The food: Her love of pickles aside, Petrina’s strength is juxtaposing ingredients, many Japanese, in unusual, ooh-worthy combinations and then giving them the accompaniments they need to really shine. Her melt-in-your-mouth Sri Lankan tiger prawns ($24), for example, come with a Singaporean carrot cake (made toe-curlingly amazing by the addition of little sakura ebi), a tamarind-miso sauce (what!) and calamansi furikake. For best results, share everything. The stars of the brunch menu are the smorrebrod open-faced sandwiches ($16-22), with topping options like pickled mackerel with burrata and pickled beets; and tiger prawns with green harissa aioli egg salad. For lunch, you can do elevated noodle dishes ($25), or do a $40 omakase set. Fear not, the classic dishes that made Morsels such a little insitution aren’t gone: the steamed Venus clams ($24) with fig broth and pickled wakame are still on the menu, as is the charred house-poached octopus with tokibo and saled egg sauce ($26).

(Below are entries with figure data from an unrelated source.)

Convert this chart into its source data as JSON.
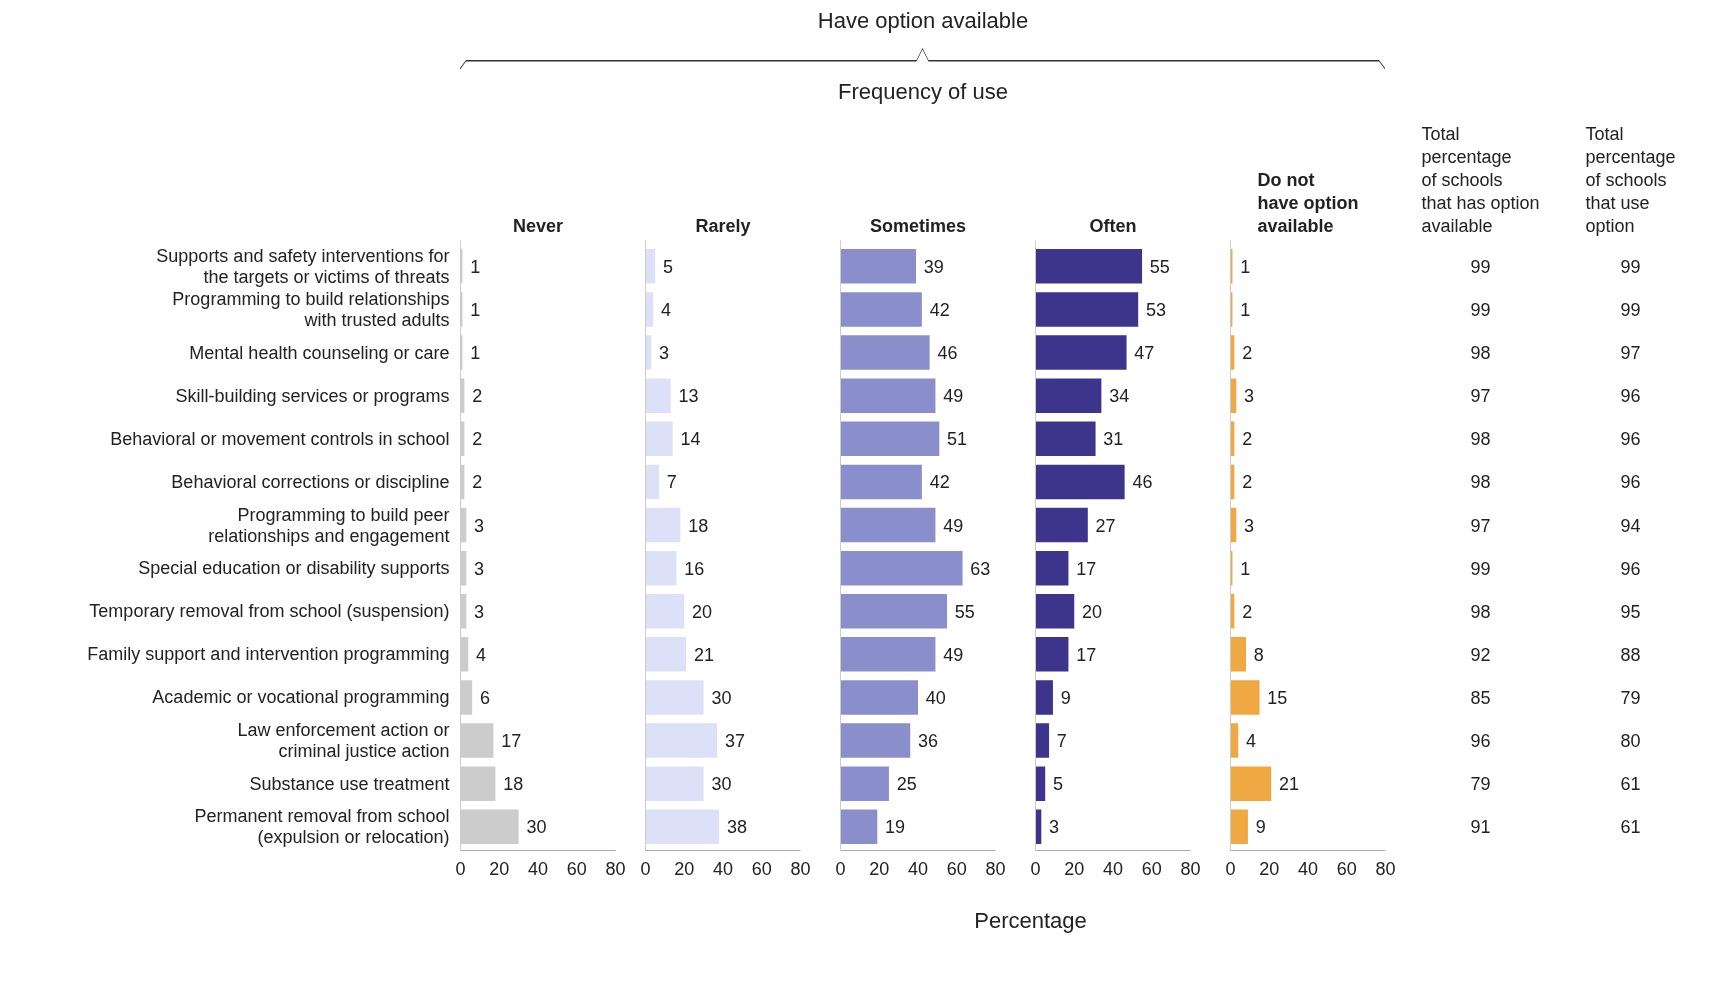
{
  "chart_data": [
    {
      "type": "other",
      "annotations": [
        "Have option available",
        "Frequency of use",
        "Percentage"
      ]
    },
    {
      "type": "bar",
      "orientation": "horizontal",
      "title": "Never",
      "categories": [
        "Supports and safety interventions for\nthe targets or victims of threats",
        "Programming to build relationships\nwith trusted adults",
        "Mental health counseling or care",
        "Skill-building services or programs",
        "Behavioral or movement controls in school",
        "Behavioral corrections or discipline",
        "Programming to build peer\nrelationships and engagement",
        "Special education or disability supports",
        "Temporary removal from school (suspension)",
        "Family support and intervention programming",
        "Academic or vocational programming",
        "Law enforcement action or\ncriminal justice action",
        "Substance use treatment",
        "Permanent removal from school\n(expulsion or relocation)"
      ],
      "values": [
        1,
        1,
        1,
        2,
        2,
        2,
        3,
        3,
        3,
        4,
        6,
        17,
        18,
        30
      ],
      "color": "#cccccc",
      "xlim": [
        0,
        80
      ],
      "xticks": [
        0,
        20,
        40,
        60,
        80
      ],
      "data_labels": true,
      "grid": false
    },
    {
      "type": "bar",
      "orientation": "horizontal",
      "title": "Rarely",
      "values": [
        5,
        4,
        3,
        13,
        14,
        7,
        18,
        16,
        20,
        21,
        30,
        37,
        30,
        38
      ],
      "color": "#dde1f8",
      "xlim": [
        0,
        80
      ],
      "xticks": [
        0,
        20,
        40,
        60,
        80
      ],
      "data_labels": true,
      "grid": false,
      "tick_labels": "x"
    },
    {
      "type": "bar",
      "orientation": "horizontal",
      "title": "Sometimes",
      "values": [
        39,
        42,
        46,
        49,
        51,
        42,
        49,
        63,
        55,
        49,
        40,
        36,
        25,
        19
      ],
      "color": "#8a8fcb",
      "xlim": [
        0,
        80
      ],
      "xticks": [
        0,
        20,
        40,
        60,
        80
      ],
      "data_labels": true,
      "grid": false,
      "tick_labels": "x"
    },
    {
      "type": "bar",
      "orientation": "horizontal",
      "title": "Often",
      "values": [
        55,
        53,
        47,
        34,
        31,
        46,
        27,
        17,
        20,
        17,
        9,
        7,
        5,
        3
      ],
      "color": "#3d348b",
      "xlim": [
        0,
        80
      ],
      "xticks": [
        0,
        20,
        40,
        60,
        80
      ],
      "data_labels": true,
      "grid": false,
      "tick_labels": "x"
    },
    {
      "type": "bar",
      "orientation": "horizontal",
      "title": "Do not\nhave option\navailable",
      "values": [
        1,
        1,
        2,
        3,
        2,
        2,
        3,
        1,
        2,
        8,
        15,
        4,
        21,
        9
      ],
      "color": "#f0a843",
      "xlim": [
        0,
        80
      ],
      "xticks": [
        0,
        20,
        40,
        60,
        80
      ],
      "data_labels": true,
      "grid": false,
      "tick_labels": "x"
    },
    {
      "type": "other",
      "title": "Total\npercentage\nof schools\nthat has option\navailable",
      "annotations": [
        "99",
        "99",
        "98",
        "97",
        "98",
        "98",
        "97",
        "99",
        "98",
        "92",
        "85",
        "96",
        "79",
        "91"
      ]
    },
    {
      "type": "other",
      "title": "Total\npercentage\nof schools\nthat use\noption",
      "annotations": [
        "99",
        "99",
        "97",
        "96",
        "96",
        "96",
        "94",
        "96",
        "95",
        "88",
        "79",
        "80",
        "61",
        "61"
      ]
    }
  ]
}
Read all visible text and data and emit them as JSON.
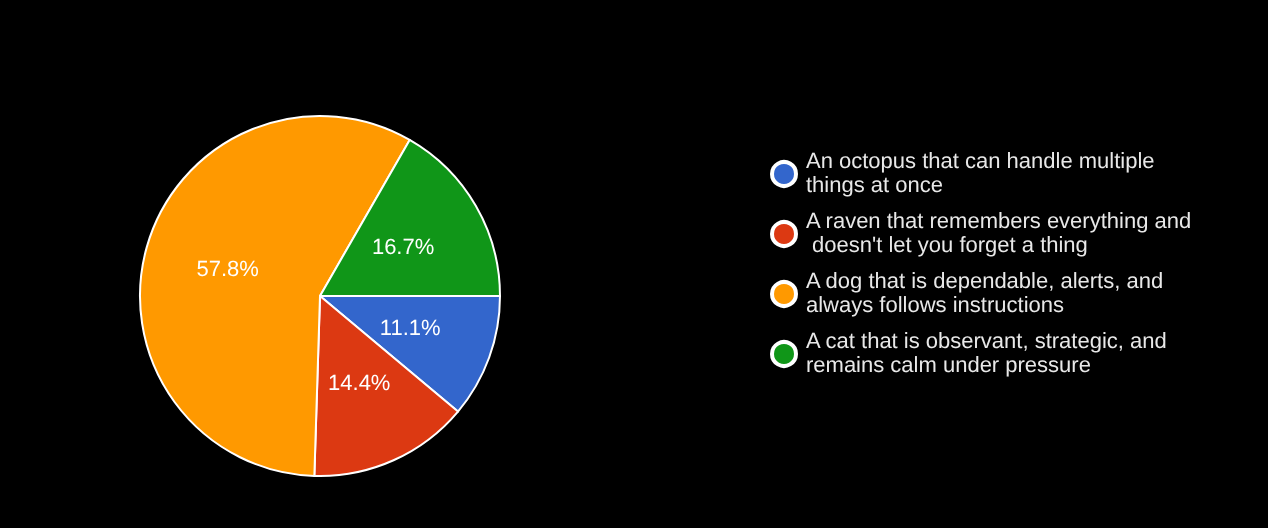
{
  "chart_data": {
    "type": "pie",
    "categories": [
      "An octopus that can handle multiple things at once",
      "A raven that remembers everything and doesn't let you forget a thing",
      "A dog that is dependable, alerts, and always follows instructions",
      "A cat that is observant, strategic, and remains calm under pressure"
    ],
    "values": [
      11.1,
      14.4,
      57.8,
      16.7
    ],
    "colors": [
      "#3366cc",
      "#dc3912",
      "#ff9900",
      "#109618"
    ],
    "value_labels": [
      "11.1%",
      "14.4%",
      "57.8%",
      "16.7%"
    ],
    "legend": "right"
  }
}
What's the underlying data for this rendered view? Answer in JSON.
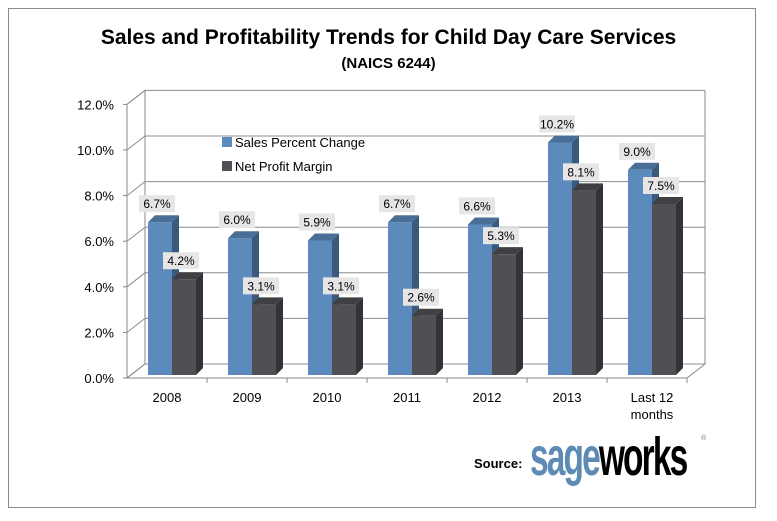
{
  "title": "Sales and Profitability Trends for Child Day Care Services",
  "subtitle": "(NAICS 6244)",
  "source_label": "Source:",
  "logo": {
    "part1": "sage",
    "part2": "works",
    "mark": "®"
  },
  "chart_data": {
    "type": "bar",
    "title": "Sales and Profitability Trends for Child Day Care Services",
    "subtitle": "(NAICS 6244)",
    "categories": [
      "2008",
      "2009",
      "2010",
      "2011",
      "2012",
      "2013",
      "Last 12 months"
    ],
    "series": [
      {
        "name": "Sales Percent Change",
        "values": [
          6.7,
          6.0,
          5.9,
          6.7,
          6.6,
          10.2,
          9.0
        ],
        "labels": [
          "6.7%",
          "6.0%",
          "5.9%",
          "6.7%",
          "6.6%",
          "10.2%",
          "9.0%"
        ],
        "color": "#5b8bbd"
      },
      {
        "name": "Net Profit Margin",
        "values": [
          4.2,
          3.1,
          3.1,
          2.6,
          5.3,
          8.1,
          7.5
        ],
        "labels": [
          "4.2%",
          "3.1%",
          "3.1%",
          "2.6%",
          "5.3%",
          "8.1%",
          "7.5%"
        ],
        "color": "#4f4f55"
      }
    ],
    "yticks": [
      "0.0%",
      "2.0%",
      "4.0%",
      "6.0%",
      "8.0%",
      "10.0%",
      "12.0%"
    ],
    "ylim": [
      0,
      12
    ],
    "grid": true,
    "legend": "top-left inside",
    "style": "3d-column"
  }
}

The drinks: The 50-something bottle strong wine list is full of surprises and delights and is on the whole pretty affordable. On the by-the-glass front, we are pretty excited about the Kayagatake Rouge from Yamanashi, Japan ($20 per glass, $95 per bottle), a light, zippy three-grape red with soft tannins. On the whites front, try the value-for-money Chablis by Jean-Marc Brocard ($16/$85) which, with its lemony, spicy salinity, goes well with much of the seafood on the menu. On the cocktails front, the rustic-chic thing continues, with options like the rhubarb elderflower gin fizz ($22) and the grapefruit ginger spritz ($22).

Why you’ll be back: You love being surprised by unusual ingredient pairings, affordable wines and a casual, pretty ambience away from the pretences of town, and the delights of a bad-ass, female-driven kitchen.


The following review was written for Morsels’s old location at Mayo Street in Little India

“Fusion” is rather a dirty word among the culinary upper crust, but the chef-owners of Morsels, the pedigreed Bryan Chia (Culinary Institute of America) and Petrina Loh (Le Cordon Bleu in SF), are better-bred than to sniff at it. The menu only has 15 dishes in small-plate format, so for the best experience we suggest you get a couple of friends together and just order everything.

At their very “worst”, dishes come out pleasant and hard-to-fault: the grilled king trumpet mushroom with egg ($11) and the yuzu-drenched hamachi carpaccio ($15) could’ve come from any good restaurant around town. At best, they’re remarkable: we’d be surprised if anywhere else did food quite as delicious as their clams and kimchi in slurp-worthy broth ($22) and the pulled pork pasta with huge dollops of habanero sauce and sour cream ($16). And some dishes, like the compressed watermelon salad ($13), are just little miracles in themselves. How can a pile of boring, naked-looking lettuce shreds possibly taste so damn good?

Although portions are small and the bill adds up fast, it’s hard to feel ripped off here given the kind of thoughtfulness and thoroughness that goes into each dish. (Also, some of the dishes are incredibly dense and rich—that little mound of squid ink risotto with salted egg yolk ($25) is best tackled on an empty stomach.)

We wish the cocktails were better and the beer selection more interesting, but nonetheless Morsels is an experience that goes beyond good food and competent service. It’s is one of the few restaurants here that successfully pull off that cheerful, laidback, “hanging out at a friend’s place” vibe, right down to the potted herbs out in front and the Weezer-heavy playlist. And we loved the chance to roam around the quaint and sometimes seedy back streets of Little India after dinner—beats being spit out back into the impersonal cold of a commercial complex anytime.


Eat this at Morsels: Squid ink risotto and salted egg sauce. It’s one of I-S Magazine’s 50 things to eat before you die (2013).